Rug pulls, forks, and open-source feudalism

Original Article ↗ Hacker News Discussion ↗

Building from source and packaging models

  • Several comments argue that routinely building from source shifts power to users: switching remotes is easier than abandoning vendor binaries, and cherry‑picking fixes doesn’t require maintainer releases.
  • Guix (and likely Nix) is praised for “source by default” with binary caches and easy local patching; Debian/Devuan cited as long‑standing, reproducible‑build ecosystems, though not as “source‑transparent” as Guix.

CLAs, copyleft, and power asymmetry

  • Many see CLAs that grant unilateral relicensing as the core enabler of rug pulls, especially when combined with copyleft: the company can go proprietary while others remain bound.
  • Others note some CLAs (e.g., certain nonprofit/foundation ones) explicitly promise continued free licensing and are seen as acceptable when backed by strong governance.
  • Copyleft without a CLA (e.g., Linux) spreads copyright to many contributors, making a lock‑in relicensing practically impossible.
  • AGPL+CLA is described as particularly lopsided for SaaS: the company can run a closed service while competitors must publish their changes; Stallman’s view is summarized as prioritizing user freedom over contributor symmetry.

What is a “rug pull”?

  • One camp says there’s no rug pull in FLOSS: old code and GPL/MIT versions “exist forever,” and maintainers owe no future labor. Rug pull can only mean stopping maintenance, which is always allowed.
  • Another camp stresses dependency lock‑in, branding/network effects, active marketing of “open source forever,” and explicit promises (e.g., around core licenses). Under those conditions, relicensing is seen as betrayal.
  • Some distinguish “snapshot and fork” from the large, ongoing effort of sustaining a competitive fork.

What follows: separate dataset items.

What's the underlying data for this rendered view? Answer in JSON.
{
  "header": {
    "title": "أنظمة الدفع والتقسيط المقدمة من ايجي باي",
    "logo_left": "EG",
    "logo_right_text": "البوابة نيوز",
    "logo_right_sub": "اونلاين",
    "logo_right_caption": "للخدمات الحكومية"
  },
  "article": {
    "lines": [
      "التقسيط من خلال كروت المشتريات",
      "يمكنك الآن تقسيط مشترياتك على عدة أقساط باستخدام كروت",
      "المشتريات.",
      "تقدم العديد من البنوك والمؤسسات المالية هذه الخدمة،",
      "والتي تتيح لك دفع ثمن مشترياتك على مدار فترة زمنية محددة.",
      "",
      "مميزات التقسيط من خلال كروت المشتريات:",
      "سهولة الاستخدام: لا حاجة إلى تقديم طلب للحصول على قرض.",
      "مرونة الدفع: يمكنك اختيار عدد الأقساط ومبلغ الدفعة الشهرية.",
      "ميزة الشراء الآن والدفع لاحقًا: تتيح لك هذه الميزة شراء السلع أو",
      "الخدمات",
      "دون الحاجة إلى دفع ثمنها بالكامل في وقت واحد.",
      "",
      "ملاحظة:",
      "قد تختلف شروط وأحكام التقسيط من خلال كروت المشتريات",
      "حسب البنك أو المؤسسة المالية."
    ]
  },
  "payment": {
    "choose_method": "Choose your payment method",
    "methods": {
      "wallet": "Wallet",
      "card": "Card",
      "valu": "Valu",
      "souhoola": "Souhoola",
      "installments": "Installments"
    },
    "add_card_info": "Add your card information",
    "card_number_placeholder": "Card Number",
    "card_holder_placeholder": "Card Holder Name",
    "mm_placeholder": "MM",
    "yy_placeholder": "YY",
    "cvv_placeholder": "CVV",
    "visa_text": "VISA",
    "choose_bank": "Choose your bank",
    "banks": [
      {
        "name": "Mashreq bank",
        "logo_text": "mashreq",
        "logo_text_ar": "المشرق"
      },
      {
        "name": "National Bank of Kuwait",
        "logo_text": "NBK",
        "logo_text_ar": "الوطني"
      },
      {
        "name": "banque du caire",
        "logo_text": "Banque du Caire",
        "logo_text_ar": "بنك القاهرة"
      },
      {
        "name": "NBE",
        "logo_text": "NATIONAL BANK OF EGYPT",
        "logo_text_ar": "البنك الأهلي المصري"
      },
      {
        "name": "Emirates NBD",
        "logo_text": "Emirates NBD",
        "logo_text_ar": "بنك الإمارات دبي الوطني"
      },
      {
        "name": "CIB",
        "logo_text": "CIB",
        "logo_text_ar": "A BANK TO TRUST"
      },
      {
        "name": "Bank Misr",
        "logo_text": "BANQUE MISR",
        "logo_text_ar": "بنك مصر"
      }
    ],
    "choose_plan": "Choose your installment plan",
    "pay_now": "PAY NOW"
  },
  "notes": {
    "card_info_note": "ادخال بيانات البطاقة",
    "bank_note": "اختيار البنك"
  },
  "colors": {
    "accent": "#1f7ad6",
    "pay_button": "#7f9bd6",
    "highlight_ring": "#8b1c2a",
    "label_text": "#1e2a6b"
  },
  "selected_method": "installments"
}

Hyperscalers, SaaS, and sustainability

  • Strong resentment toward large cloud providers that monetize popular OSS as services without funding maintainers; examples like Elastic/Mongo/Redis are framed as defensive license changes against this.
  • Others counter that clouds contribute heavily to core infrastructure (kernel, toolchains) and free marketing; they’re just using permissive licenses as written.
  • There’s disagreement on whether criticizing rug pulls is “toxic purism” that distracts from the larger structural issue (hyperscaler dominance), or a necessary defense of community trust.

Funding, responsibility, and entitlement

  • Multiple comments emphasize that most of us are “free riders”; OSS is gift‑giving, and it’s legitimate for maintainers to stop or change direction.
  • Others argue gifts given repeatedly and heavily promoted create moral obligations, especially when users invest labor, integrations, and advocacy.
  • There’s growing interest in more deliberate funding models: sponsoring foundations, directly paying maintainers, industry coordination mechanisms, or even government/sectoral funds.
  • Some enterprises report being burned by license/business changes (Chef, CentOS, VMware/Tanzu) and are pivoting toward funding upstream OSS (e.g., Proxmox/QEMU) instead of proprietary vendors.

SSPL, AGPL, and license design

  • SSPL is seen by some as “almost good”: a stronger anti‑SaaS copyleft, but criticized for vague scope (what counts as the “service”) and incompatibility with GPL/AGPL, making it risky in practice.
  • Several participants wish for a clearer, OSI‑acceptable “AGPL‑plus” that targets proprietary hosted services without sweeping in generic infrastructure or breaking compatibility.